| Période de fabrication : 1950-1974 | Fabricant : CGR - Compagnie Générale de Radiologie | |
| Domaines : Chimie, Physique | Sous-domaines : Cristallographie, Cristallographie | |
| Organisme : Université de Rennes | Ville : Rennes | |
| Modèle : thêta-deux thêta | Matériaux : Métal |
Description
Le diffractomètre de poudre « thêta-deux thêta » de la Compagnie Générale de Radiologie (CGR) est constitué d’un plateau métallique goniométrique supportant un détecteur et un monochromateur devant une source de rayons X. Au centre du diffractomètre, on place l’échantillon de poudre à analyser sur un support plan. Un moteur met en rotation l’échantillon et le détecteur. Dans la configuration θ-2θ (thêta-deux thêta) : le tube à rayons X est fixe, l'échantillon bouge d'un angle θ et le détecteur de rayons X d'un angle 2θ ; c'est la configuration la plus courante, en effet, le tube étant le dispositif le plus lourd et le plus encombrant, il est plus simple de le fixer. Le détecteur, ici à scintillation, récupère les intensités diffractées.
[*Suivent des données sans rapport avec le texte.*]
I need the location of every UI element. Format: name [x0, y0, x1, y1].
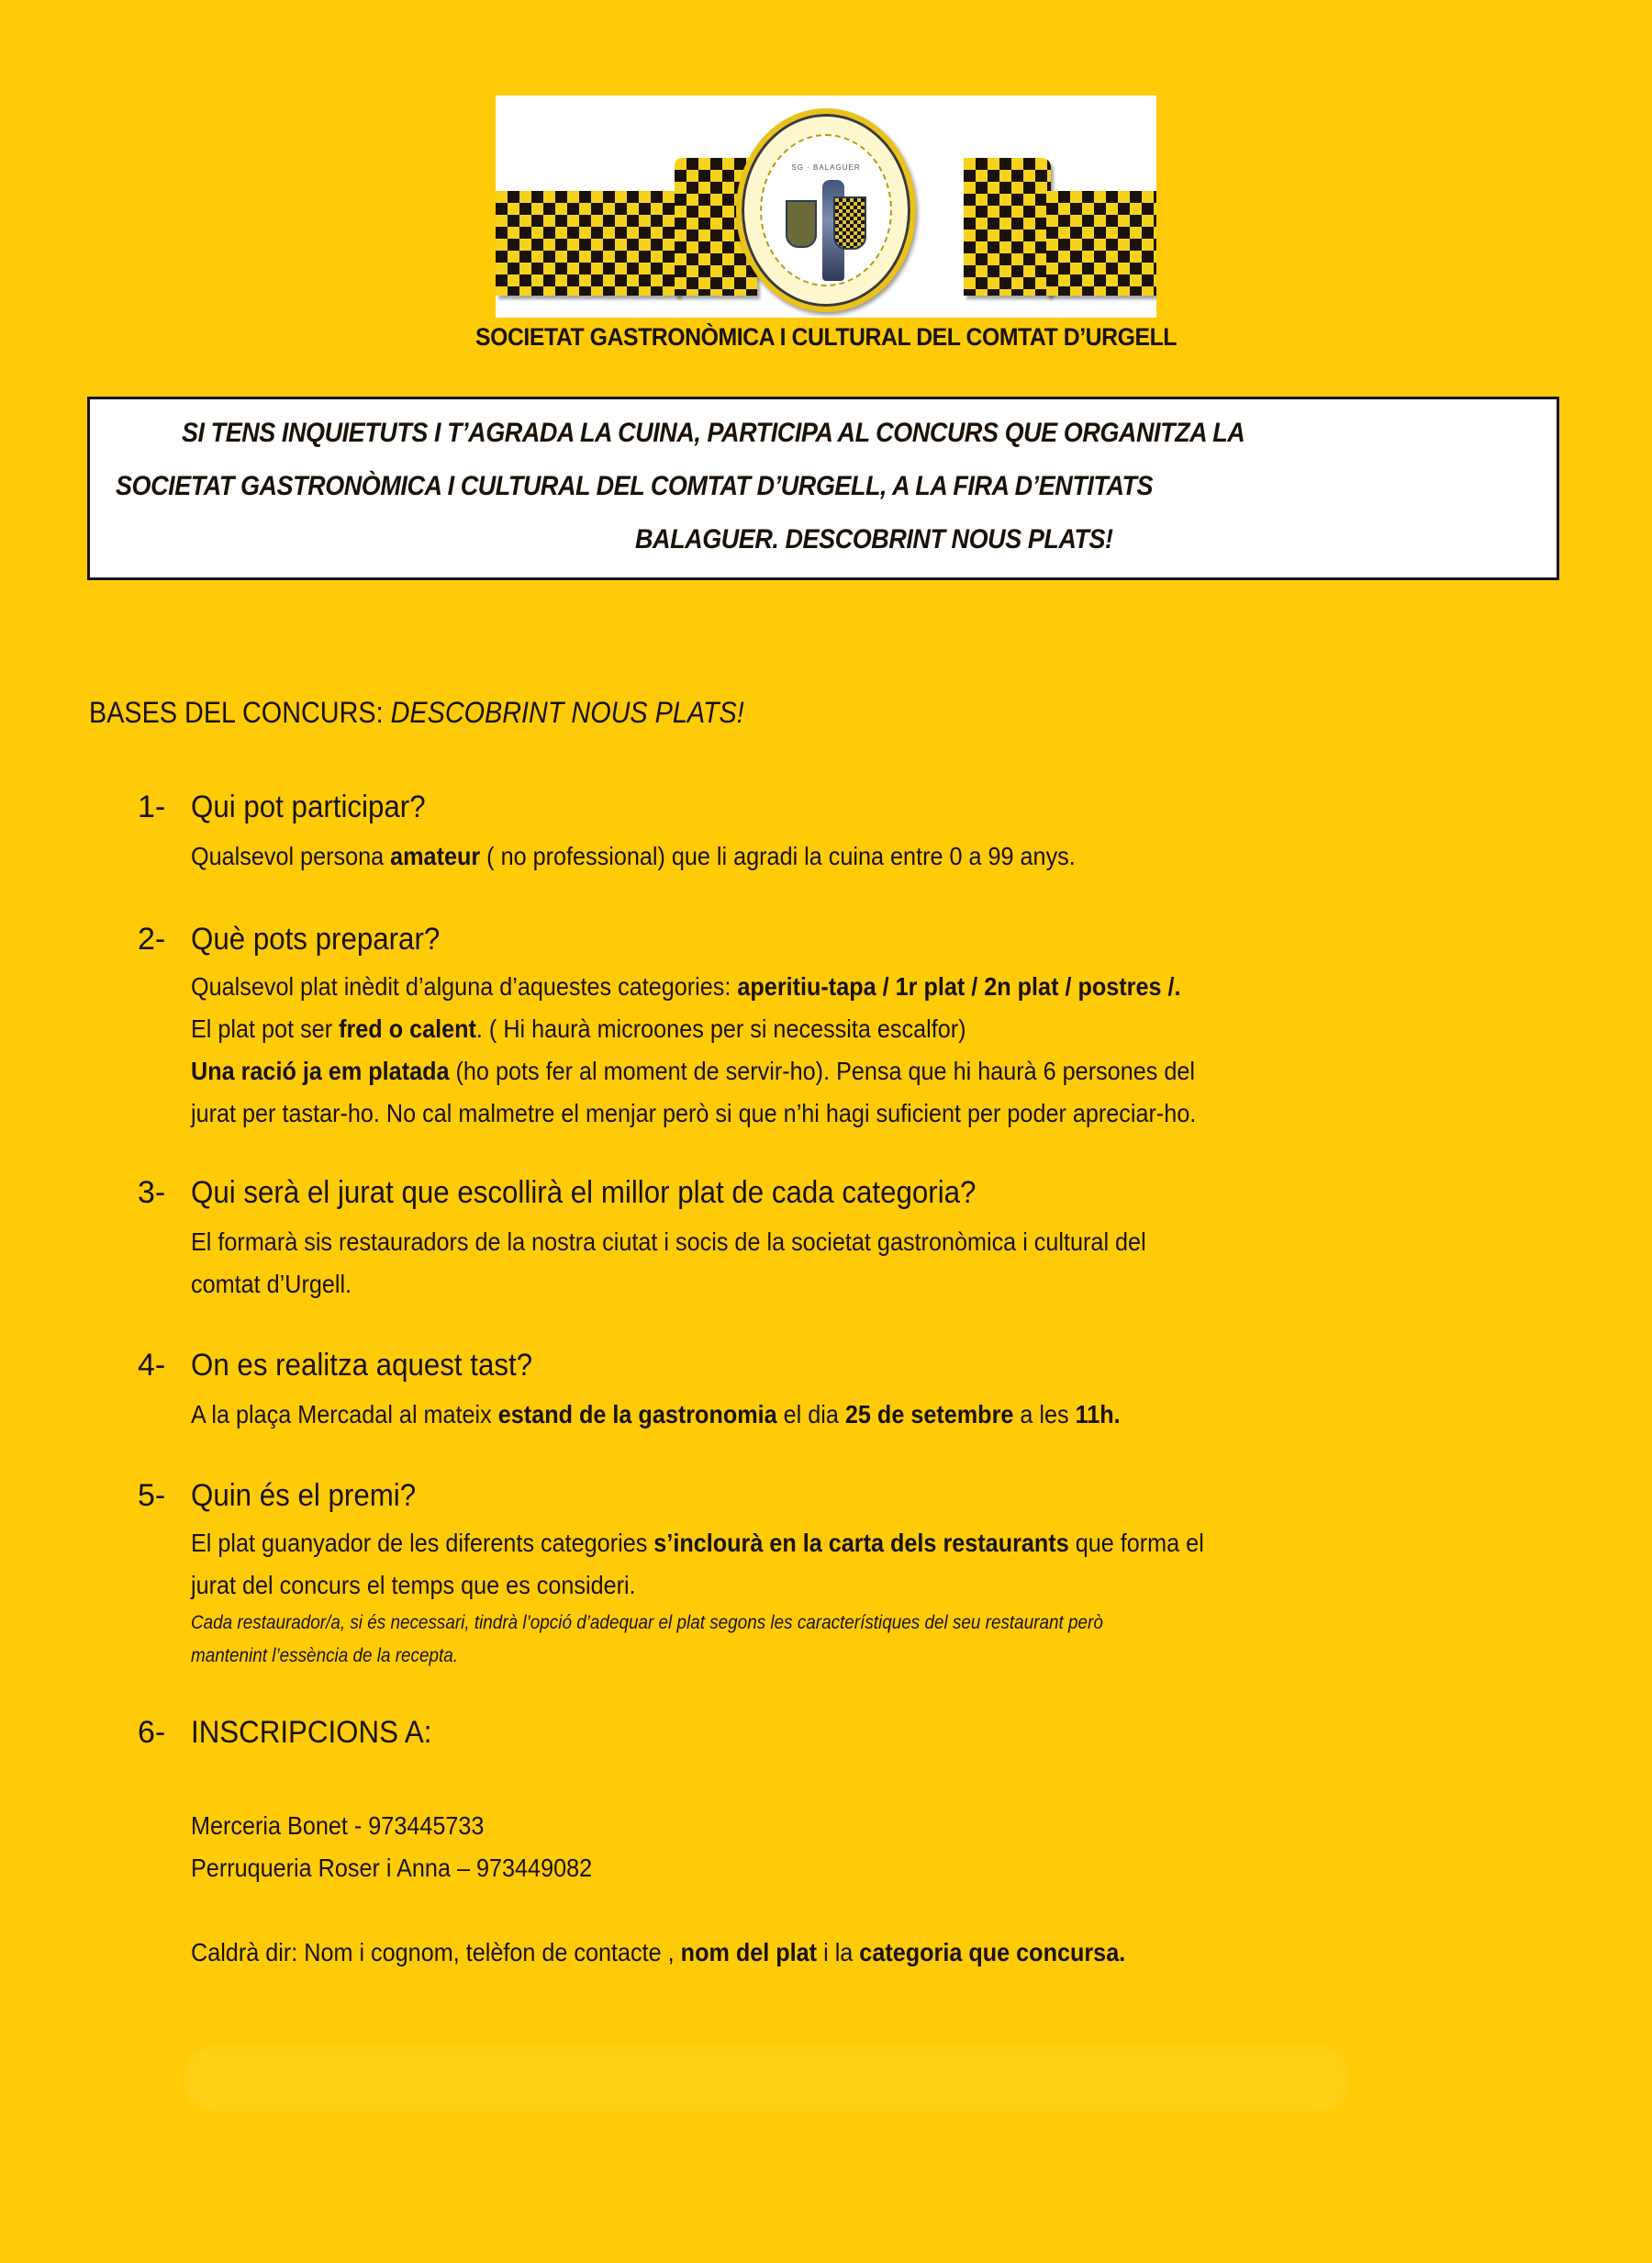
item-question: Quin és el premi?: [191, 1478, 417, 1513]
item-question: Qui pot participar?: [191, 790, 426, 824]
item-number: 5-: [138, 1478, 166, 1513]
body-line: Qualsevol persona amateur ( no professional) que li agradi la cuina entre 0 a 99 anys.: [191, 842, 1076, 870]
note-line: Cada restaurador/a, si és necessari, tindrà l’opció d’adequar el plat segons les característiques del seu restaurant però: [191, 1612, 1103, 1633]
item-body: [191, 835, 1076, 878]
contacts-list: [191, 1805, 592, 1889]
intro-line-3: BALAGUER. DESCOBRINT NOUS PLATS!: [635, 524, 1113, 555]
contact-phone: 973445733: [368, 1811, 485, 1840]
contact-item: Merceria Bonet - 973445733: [191, 1811, 485, 1840]
item-question: INSCRIPCIONS A:: [191, 1715, 432, 1750]
note-line: mantenint l’essència de la recepta.: [191, 1645, 459, 1666]
shield-left-icon: [786, 200, 817, 248]
society-name: SOCIETAT GASTRONÒMICA I CULTURAL DEL COMTAT D’URGELL: [474, 323, 1178, 351]
item-number: 3-: [138, 1175, 166, 1210]
item-body: [191, 966, 1196, 1135]
body-line: A la plaça Mercadal al mateix estand de la gastronomia el dia 25 de setembre a les 11h.: [191, 1400, 1121, 1428]
seal-inner: [760, 134, 892, 286]
checkered-band-right-inner: [964, 158, 1051, 296]
item-number: 4-: [138, 1348, 166, 1383]
item-number: 6-: [138, 1715, 166, 1750]
item-body: [191, 1522, 1204, 1673]
item-number: 2-: [138, 922, 166, 957]
body-line: El plat guanyador de les diferents categories s’inclourà en la carta dels restaurants que forma el: [191, 1529, 1204, 1557]
contact-name: Perruqueria Roser i Anna: [191, 1854, 451, 1882]
contact-phone: 973449082: [475, 1854, 593, 1882]
checkered-shield-icon: [833, 196, 866, 250]
item-body: [191, 1221, 1146, 1305]
item-body: [191, 1394, 1121, 1436]
body-line: comtat d’Urgell.: [191, 1270, 352, 1298]
item-question: Qui serà el jurat que escollirà el millor plat de cada categoria?: [191, 1175, 977, 1210]
seal-icon: [736, 108, 916, 312]
body-line: El formarà sis restauradors de la nostra ciutat i socis de la societat gastronòmica i cultural del: [191, 1227, 1146, 1256]
item-question: On es realitza aquest tast?: [191, 1348, 533, 1383]
requirements-line: Caldrà dir: Nom i cognom, telèfon de contacte , nom del plat i la categoria que concursa.: [191, 1938, 1126, 1966]
intro-box: [87, 397, 1559, 580]
item-number: 1-: [138, 790, 166, 824]
checkered-band-right: [1046, 191, 1156, 296]
item-question: Què pots preparar?: [191, 922, 441, 957]
bases-title-italic: DESCOBRINT NOUS PLATS!: [390, 696, 744, 729]
body-line: Qualsevol plat inèdit d’alguna d’aquestes categories: aperitiu-tapa / 1r plat / 2n plat / postres /.: [191, 972, 1181, 1001]
contact-name: Merceria Bonet: [191, 1811, 348, 1840]
body-line: Una ració ja em platada (ho pots fer al moment de servir-ho). Pensa que hi haurà 6 persones del: [191, 1057, 1195, 1085]
checkered-band-left: [496, 191, 679, 296]
body-line: jurat del concurs el temps que es consideri.: [191, 1571, 636, 1599]
body-line: El plat pot ser fred o calent. ( Hi haurà microones per si necessita escalfor): [191, 1014, 966, 1043]
intro-line-1: SI TENS INQUIETUTS I T’AGRADA LA CUINA, PARTICIPA AL CONCURS QUE ORGANITZA LA: [182, 418, 1245, 448]
body-line: jurat per tastar-ho. No cal malmetre el menjar però si que n’hi hagi suficient per poder apreciar-ho.: [191, 1099, 1197, 1127]
contact-item: Perruqueria Roser i Anna – 973449082: [191, 1854, 593, 1882]
bases-title: [89, 696, 744, 730]
intro-line-2: SOCIETAT GASTRONÒMICA I CULTURAL DEL COMTAT D’URGELL, A LA FIRA D’ENTITATS: [116, 471, 1154, 501]
society-logo: [496, 95, 1156, 318]
bases-title-label: BASES DEL CONCURS:: [89, 696, 384, 729]
faint-shadow-artifact: [184, 2047, 1349, 2112]
seal-text: SG · BALAGUER: [791, 163, 861, 172]
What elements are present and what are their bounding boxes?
La vitesse de rotation (en degrés par minute) est fixée à l’aide d’un double réglage situé sur le côté de l’appareil. Un interrupteur à deux positions permet de faire tourner la platine dans un sens ou dans l’autre.
Utilisation
Ce détecteur de rayonnement servait pour des expériences de diffraction des rayons X et en cristallographie dans un laboratoire de physique du solide ou de chimie minérale. Il servait à étudier des échantillons de poudre dont les intensités diffractées étaient enregistrées sur un rouleau de papier spécifique. A partir de la position et de l'intensité des pics de diffraction, on pouvait extraire des éléments sur la structure cristallographie de la poudre étudiée.